I’m 33, a mother of two, and officially back on the market. No, I’m not looking for a man (I have a husband who cleans the kitchen nightly- who in their right mind would get rid of that?). I’m talking about the play dating scene. The meat market that is music class, Gymboree, a park, or wherever you take your kids as a stay-at-home parent to keep from losing your sanity. These places are chock full of moms (I say moms here because that is mostly what I run into- although I do have a stay-at-home dad friend in the boys “gym class”) who, in between hovering over their kiddos, are also surveying the room, looking for a possible play date partner. Play date partners are essential to help you through the monotonous days that sometimes comprise raising children under five.
You see someone who looks relatively normal across the way. By normal I mean to say that she isn’t sporting prison tattoos or breastfeeding her five-year-old. The two of you strike up a conversation. Here is where kids really come in handy. You ALWAYS have an ice-breaker, something to make small-talk about. “Oh wow, he’s really mobile – how old is he?” or usually in my case “Wow, are both of them yours? I don’t know how you do it!” (uh, I have no choice, and that is also the reason that you have jeans and make-up on and appear to have washed your hair in the last two days while I am barely managing to sport this t-shirt which I may or may not have slept in last night- I honestly can’t remember).
My point is, there is always something to talk about, and contrary to the actual dating scene, its refreshingly never about yourself. This somehow makes it easier for an introvert such as myself to talk to complete strangers with relative ease. Although at least with the regular dating scene, you did have adult beverages which really made everyone so much more interesting and deep. Maybe they should have a cocktail hour at the Little Gym. I’ll drop it into the suggestion box. Anonymously, of course.
This small-talk sometimes leads to an exchanged number or email address and a promise to “get the kids together.” Of course, all of your kids are under two and could care less about “getting together.” Their main concern is whether there is an appropriate amount of Bunny Grahams in your purse for the ride home. Everyone knows that the play dates are for the parents at this age. So it doesn’t matter how cute or smart that little kid is, if his mom is a total psycho, the play date ain’t happening.
So you leave with the hope and promise of a new number or email stored away in your iPhone. But how long should you wait before you text or email? You don’t want the other mom to think you are desperate, that you can’t handle a day or two alone with your kids with nothing but you and a website of “Montessori- inspired” activities to keep them from a total breakdown. Because of course you would never just put on the television at 3 in the afternoon and beg your children to watch Baby Einstein videos while you lay on the couch with a pillow over your head….

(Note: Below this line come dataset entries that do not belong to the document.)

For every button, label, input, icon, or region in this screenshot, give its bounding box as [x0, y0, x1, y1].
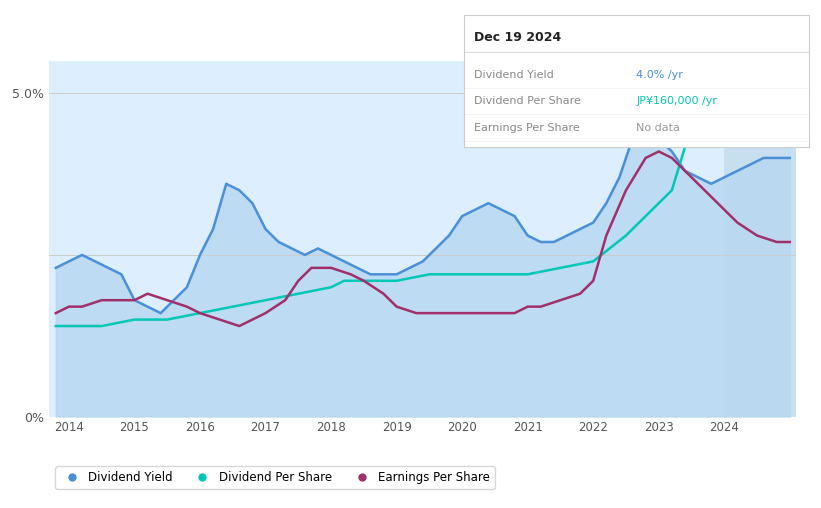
- Text: Dividend Yield: Dividend Yield: [475, 70, 554, 80]
- Text: Past: Past: [727, 86, 754, 99]
- Text: Dividend Per Share: Dividend Per Share: [475, 96, 581, 106]
- Bar: [724, 61, 796, 417]
- Text: Earnings Per Share: Earnings Per Share: [475, 122, 580, 133]
- Bar: [49, 61, 724, 417]
- Legend: Dividend Yield, Dividend Per Share, Earnings Per Share: Dividend Yield, Dividend Per Share, Earn…: [55, 466, 494, 489]
- Text: No data: No data: [636, 122, 680, 133]
- Text: Dec 19 2024: Dec 19 2024: [475, 31, 562, 44]
- Text: 4.0% /yr: 4.0% /yr: [636, 70, 683, 80]
- Text: JP¥160,000 /yr: JP¥160,000 /yr: [636, 96, 718, 106]
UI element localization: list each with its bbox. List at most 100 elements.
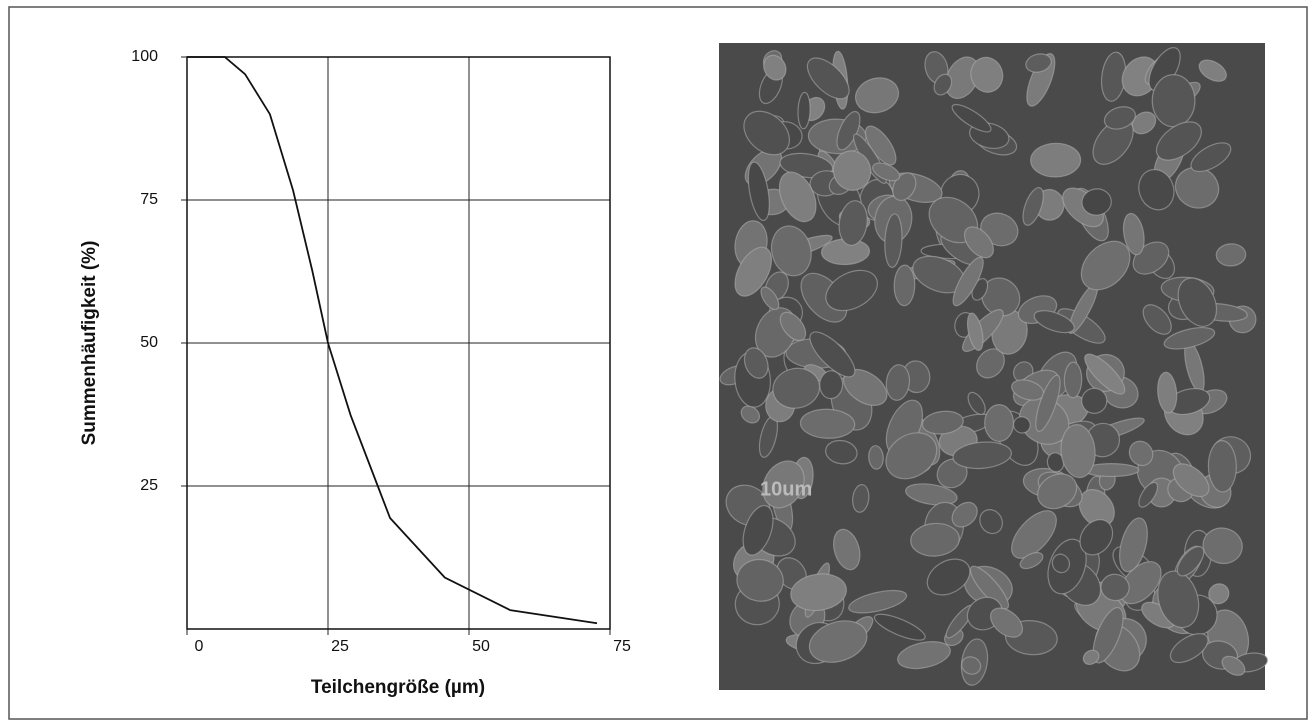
particle [1030,142,1082,178]
particle [952,256,984,307]
y-tick-label: 25 [140,477,158,494]
particle [1100,573,1130,602]
particle [1151,74,1196,128]
particle [1079,519,1114,556]
particle [1119,561,1162,605]
particle [967,391,986,416]
scale-label: 10um [760,478,812,500]
particle [1035,374,1061,433]
particle [1157,570,1200,629]
particle [1190,142,1232,173]
y-axis-label: Summenhäufigkeit (%) [79,241,100,446]
particle [1082,649,1100,666]
chart: 25 50 75 100 0 25 50 75 Teilchengröße (µm) Summen… [79,48,631,698]
particle [852,484,870,513]
particle [772,367,821,409]
particle [921,410,964,435]
particle [740,405,761,424]
x-tick-label: 50 [472,638,490,655]
particle [1157,371,1178,414]
particle [873,613,926,641]
particle [832,150,872,191]
particle [905,483,958,506]
particle [736,558,784,602]
particle [1011,510,1057,559]
micrograph [719,43,1269,690]
particle [790,573,847,612]
particle [966,312,984,351]
particle [1092,606,1124,664]
particle [1119,517,1148,573]
particle [970,56,1004,93]
particle [1169,633,1209,664]
particle [933,73,953,96]
particle [1207,440,1237,493]
particle [762,460,805,509]
x-tick-label: 0 [195,638,204,655]
particle [1155,121,1202,161]
particle [969,565,1010,610]
particle [897,641,951,670]
particle [747,161,770,222]
particle [1025,53,1052,73]
particle [808,620,868,663]
particle [980,212,1019,247]
particle [760,286,780,311]
particle [1103,106,1136,130]
particle [778,171,817,223]
particle [984,404,1015,443]
particle [1012,416,1031,434]
particle [797,91,811,130]
particle [868,445,884,470]
particle [1051,553,1071,574]
particle [1128,440,1154,467]
particle [926,558,971,596]
particle [951,501,978,528]
particle [1122,212,1145,256]
particle [1022,186,1044,226]
particle [763,54,787,81]
particle [825,439,858,465]
x-axis-label: Teilchengröße (µm) [311,677,485,698]
y-tick-label: 50 [140,334,158,351]
y-tick-label: 100 [131,48,158,65]
particle [848,589,908,614]
particle [1138,168,1175,211]
particle [952,441,1012,470]
particle [1080,240,1131,291]
particle [1037,473,1078,510]
particle [989,607,1023,638]
particle [825,269,878,312]
particle [1202,527,1243,565]
particle [1215,243,1247,267]
particle [779,311,807,342]
particle [1057,308,1106,344]
particle [951,103,992,133]
particle [770,225,812,277]
particle [806,57,850,100]
particle [854,77,900,114]
particle [1081,387,1108,414]
x-tick-label: 75 [613,638,631,655]
particle [885,432,938,480]
particle [1081,188,1112,216]
particle [799,408,856,439]
particle [1221,655,1246,676]
particle [963,226,994,259]
particle [1163,326,1216,350]
y-tick-label: 75 [140,191,158,208]
particle [743,347,769,379]
particle [884,213,903,269]
plot-border [186,56,611,630]
particle [961,656,982,675]
data-line [187,56,598,625]
x-tick-label: 25 [331,638,349,655]
particle [809,331,856,378]
particle [872,162,901,182]
particle [1063,361,1083,399]
particle [1033,310,1075,334]
particle [1019,552,1044,570]
particle [1198,59,1227,82]
particle [885,364,911,401]
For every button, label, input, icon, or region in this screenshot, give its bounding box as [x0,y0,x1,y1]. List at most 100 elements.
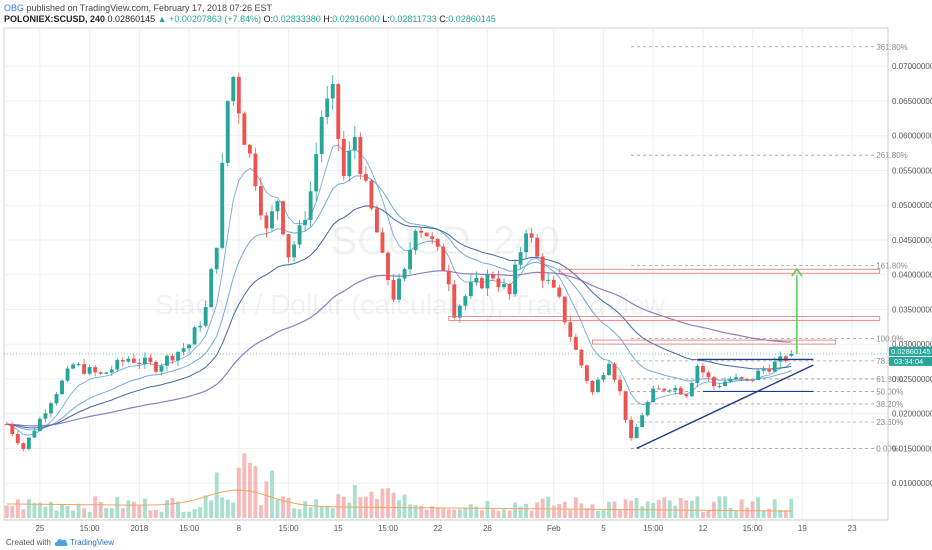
volume-bar [275,499,280,518]
fib-level-label: 23.60% [876,418,903,427]
price-chart[interactable]: SCUSD, 240 Siacoin / Dollar (calculated)… [0,26,932,536]
target-arrow-head [791,267,803,277]
candle-body [104,372,109,374]
volume-bar [264,481,269,518]
candle-body [618,379,622,392]
volume-bar [778,509,783,518]
candle-body [176,351,180,361]
high-label: H: [323,14,333,24]
volume-bar [568,509,573,518]
up-arrow-icon: ▲ [157,14,167,24]
current-price-badge [889,346,932,356]
volume-bar [242,453,247,518]
price-tick-label: 0.01000000 [892,479,932,488]
volume-bar [463,507,468,518]
candle-body [634,427,639,439]
candle-body [4,424,9,426]
volume-bar [540,498,545,518]
price-tick-label: 0.02500000 [892,375,932,384]
candle-body [347,150,352,177]
candle-body [21,443,26,449]
volume-bar [115,496,120,518]
candle-body [220,162,225,248]
volume-bar [734,511,738,518]
volume-bar [513,502,517,518]
candle-body [424,232,429,237]
candle-body [363,173,368,181]
candle-body [573,336,578,350]
low-value: 0.02811733 [389,14,437,24]
volume-bar [187,511,192,518]
volume-bar [573,497,578,518]
candle-body [761,368,766,371]
candle-body [225,101,230,163]
volume-bar [87,511,92,518]
volume-bar [783,510,788,518]
ema-fast-line [6,144,792,436]
candle-body [551,279,556,288]
volume-bar [336,494,341,518]
candle-body [325,98,330,118]
volume-bar [441,508,446,518]
price-axis[interactable]: 0.07000000 0.06500000 0.06000000 0.05500000… [887,28,932,520]
volume-bars [4,453,794,518]
volume-bar [656,499,661,518]
candle-body [684,394,689,397]
time-axis[interactable]: 25 15:00 2018 15:00 8 15:00 15 15:00 22 26 Feb 5 15:… [4,519,888,533]
volume-bar [678,498,683,518]
chart-area[interactable]: SCUSD, 240 Siacoin / Dollar (calculated)… [0,26,932,536]
ascending-trendline [636,364,814,450]
symbol-label: POLONIEX:SCUSD, 240 [4,14,106,24]
volume-bar [397,500,401,518]
candle-body [76,364,81,366]
candle-body [264,215,269,229]
grid [3,27,889,521]
candle-body [32,430,37,438]
ema-34-line [6,205,792,429]
volume-bar [203,495,208,518]
author-link[interactable]: OBG [4,3,25,13]
candle-body [584,365,589,381]
candle-body [474,277,479,283]
candle-body [54,394,59,404]
volume-bar [65,505,70,518]
candle-body [37,418,42,431]
volume-bar [347,502,352,518]
candle-body [236,76,241,114]
candle-body [645,402,650,416]
candle-body [706,372,711,378]
volume-bar [93,496,98,518]
time-tick-label: 15:00 [743,524,764,533]
volume-bar [424,509,429,518]
candle-body [468,282,473,297]
candle-body [26,437,31,449]
candle-body [485,274,490,289]
volume-bar [518,506,523,518]
volume-ma-line [6,489,792,512]
volume-bar [131,501,136,518]
candle-body [286,234,291,258]
volume-bar [303,501,308,518]
volume-bar [54,510,59,518]
candle-body [154,361,158,372]
candle-body [43,413,48,419]
close-label: C: [439,14,449,24]
candle-body [590,380,595,393]
candle-body [712,377,716,387]
tradingview-brand-link[interactable]: TradingView [70,538,115,547]
fib-level-label: 100.0% [876,335,903,344]
candle-body [82,364,87,374]
candle-body [65,368,70,381]
candle-body [126,358,131,362]
volume-bar [529,510,534,518]
candle-body [557,287,562,297]
ohlc-legend: POLONIEX:SCUSD, 240 0.02860145 ▲ +0.0020… [4,14,496,24]
candle-body [247,144,252,154]
candle-body [352,137,357,151]
footer: Created with TradingView [0,536,932,550]
volume-bar [308,507,313,518]
volume-bar [192,509,197,518]
time-tick-label: 15:00 [80,524,101,533]
volume-bar [225,499,230,518]
candle-body [192,327,197,345]
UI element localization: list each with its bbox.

After the first play date comes the inevitable post-date analysis. Was she totally offended that my boys smeared peanut butter and banana on her rather expensive looking carpet and drank her baby’s breast-milk? Can I stomach the fact that she actually makes her kids gluten-free, whole-wheat, vanilla wafers from scratch and barely managed to contain her disgust when I whipped out very non-organic fig newtons to prevent a break-down on the ride home? What about that I know waaay too much about her breastfeeding habits after one date? Or maybe she’s just not that into me.
I have met some great moms through this process. A couple of us have been dating for over three months! I also have one that I am reserving judgment on. She may have swept her crazy under the rug just enough at the first introduction, but some of those dust bunnies were peeking out from under the rug on our first date. Just peeking, though, so I think she deserves another chance. That, and I’m pretty sure that by next Thursday at 3 p.m. I’ll meet Ted Kaczynski for a play date just to get out of my house.